Phase distinction in semi-insulating polycrystalline silicon by pattern recognition of X-ray photoelectron spectroscopy/X-ray-induced Auger electron spectroscopy data
- 作者:Lesiak ; Beata ; Zemek ; Jozef ; Jozwik ; Adam
- 关键词:Semiinsulating polycrystalline silicon ; XPS ; XAES ; Quantitative analysis ; Pattern recognition method ; kNN fuzzy rule ; SF ; PG ; AQ
- 刊名:Applied Surface Science
- 出版年:1998
- 期刊代码:6_01694332
- 类别:ms
- 出版时间:September, 1998
- 卷:135
- 期:1-4
- 页码:318-330
- 文件大小:295 K
摘要
X-ray photoelectron spectroscopy (XPS) and X-ray-induced Auger electron spectroscopy (XAES) supported with the lineshape analysis by the pattern recognition (PR) method and the fuzzy k-nearest neighbor rule (kNN FR) were applied to study semiinsulating polycrystalline silicon layers (SIPOS).
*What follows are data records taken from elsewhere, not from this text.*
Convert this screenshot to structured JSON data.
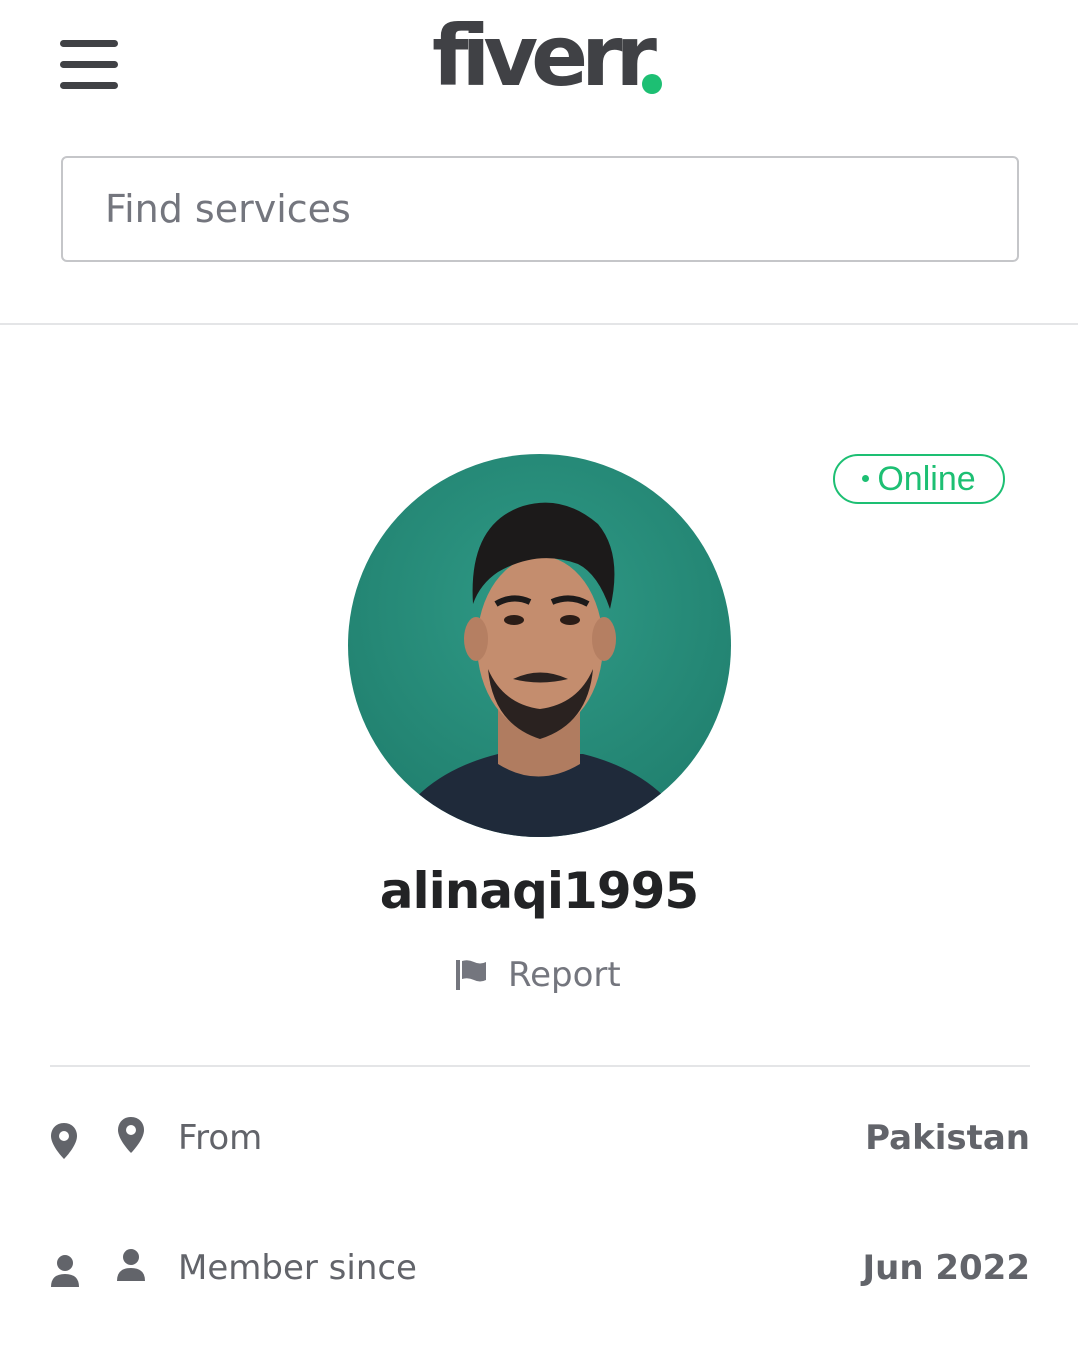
{
  "header": {
    "logo_text": "fiverr",
    "logo_dot_color": "#1dbf73",
    "menu_icon": "hamburger-menu-icon"
  },
  "search": {
    "placeholder": "Find services",
    "value": ""
  },
  "profile": {
    "status": "Online",
    "status_color": "#1dbf73",
    "username": "alinaqi1995",
    "report_label": "Report",
    "report_icon": "flag-icon"
  },
  "stats": [
    {
      "icon": "location-pin-icon",
      "label": "From",
      "value": "Pakistan"
    },
    {
      "icon": "user-icon",
      "label": "Member since",
      "value": "Jun 2022"
    }
  ]
}
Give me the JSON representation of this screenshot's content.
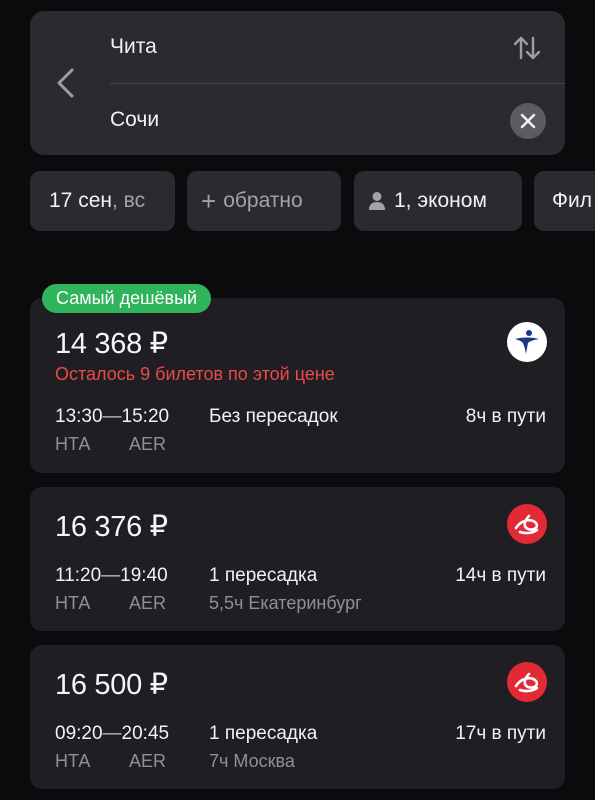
{
  "search": {
    "from": "Чита",
    "to": "Сочи"
  },
  "chips": {
    "date_main": "17 сен",
    "date_weekday": ", вс",
    "return_plus": "+",
    "return_label": "обратно",
    "passengers": "1, эконом",
    "filters": "Фил"
  },
  "badge": "Самый дешёвый",
  "flights": [
    {
      "price": "14 368 ₽",
      "warning": "Осталось 9 билетов по этой цене",
      "depart_time": "13:30",
      "dash": "—",
      "arrive_time": "15:20",
      "from_code": "НТА",
      "to_code": "AER",
      "stops": "Без пересадок",
      "via": "",
      "duration": "8ч в пути",
      "airline_logo": "white-blue-swirl-logo"
    },
    {
      "price": "16 376 ₽",
      "warning": "",
      "depart_time": "11:20",
      "dash": "—",
      "arrive_time": "19:40",
      "from_code": "НТА",
      "to_code": "AER",
      "stops": "1 пересадка",
      "via": "5,5ч Екатеринбург",
      "duration": "14ч в пути",
      "airline_logo": "red-white-swirl-logo"
    },
    {
      "price": "16 500 ₽",
      "warning": "",
      "depart_time": "09:20",
      "dash": "—",
      "arrive_time": "20:45",
      "from_code": "НТА",
      "to_code": "AER",
      "stops": "1 пересадка",
      "via": "7ч Москва",
      "duration": "17ч в пути",
      "airline_logo": "red-white-swirl-logo"
    }
  ],
  "colors": {
    "background": "#0b0b0d",
    "card": "#1f1f23",
    "panel": "#2b2b2f",
    "badge": "#2fb35b",
    "warning": "#e94a4a",
    "muted": "#8f8f95"
  }
}
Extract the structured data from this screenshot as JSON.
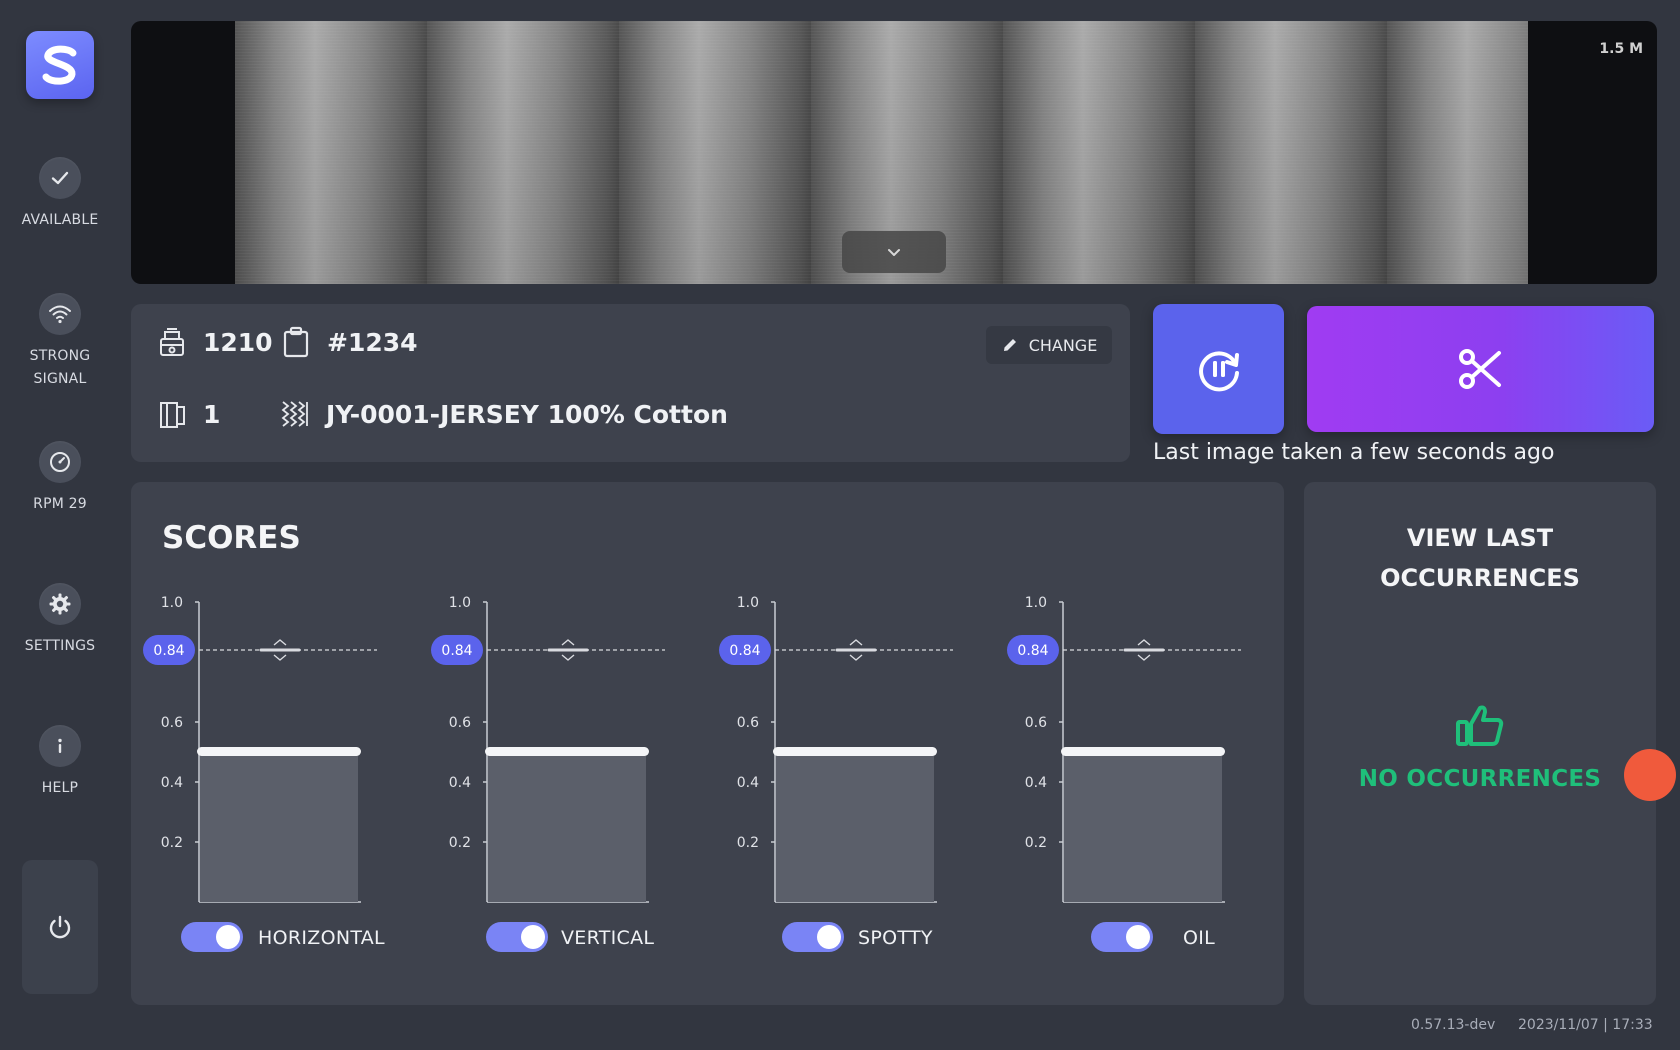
{
  "sidebar": {
    "items": [
      {
        "label": "AVAILABLE",
        "icon": "check-icon"
      },
      {
        "label": "STRONG\nSIGNAL",
        "icon": "wifi-icon"
      },
      {
        "label": "RPM 29",
        "icon": "speedometer-icon"
      },
      {
        "label": "SETTINGS",
        "icon": "gear-icon"
      },
      {
        "label": "HELP",
        "icon": "info-icon"
      }
    ],
    "power_icon": "power-icon"
  },
  "camera": {
    "scale_label": "1.5 M"
  },
  "info": {
    "machine": "1210",
    "order": "#1234",
    "roll": "1",
    "article": "JY-0001-JERSEY 100% Cotton",
    "change_label": "CHANGE"
  },
  "actions": {
    "last_image": "Last image taken a few seconds ago"
  },
  "scores": {
    "title": "SCORES",
    "threshold_label": "0.84"
  },
  "chart_data": {
    "type": "bar",
    "categories": [
      "HORIZONTAL",
      "VERTICAL",
      "SPOTTY",
      "OIL"
    ],
    "values": [
      0.5,
      0.5,
      0.5,
      0.5
    ],
    "threshold": 0.84,
    "ylim": [
      0,
      1.0
    ],
    "yticks": [
      "0.2",
      "0.4",
      "0.6",
      "1.0"
    ],
    "toggles": [
      true,
      true,
      true,
      true
    ]
  },
  "occurrences": {
    "title_line1": "VIEW LAST",
    "title_line2": "OCCURRENCES",
    "status": "NO OCCURRENCES"
  },
  "footer": {
    "version": "0.57.13-dev",
    "datetime": "2023/11/07 | 17:33"
  },
  "colors": {
    "accent": "#5b63ec",
    "cut_gradient_start": "#a03cf2",
    "ok_green": "#1fbf7a",
    "toggle_on": "#7a84f5"
  }
}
The aim of the present work was to obtain the qualitative and quantitative information about the surface region of as-received SIPOS layers. For the purpose of qualitative analysis the binding energies (BE), binding energy shifts (ΔBE), the half widths (FWHM) and the lineshapes of the Si 2p, O 1s and O KLL lines were analysed. The quantitative analysis was performed on the basis of the XPS using sensitivity factor method, multiline (ML) approach and the kNN FR. The performance of the kNN rule is possible after selecting the proper set of reference standard materials to which the rule refers during identification of an ambiguous chemical state. By selecting the reference samples supplying the information about the chemical state of Si, SiOx and SiO2, the kNN rule allowed to distinguish qualitatively these three different phases in SIPOS samples. The particular application of the kNN FR makes possible the quantitative analysis by referring the fuzzy probability of classification for the given chemical state to the concentration of particular constituents in the investigated SIPOS. All the methods applied are consistent in revealing the quantitative results and show that SIPOS is a deeply non-homogeneous material, consisting of two phases: silicon and silicon oxide.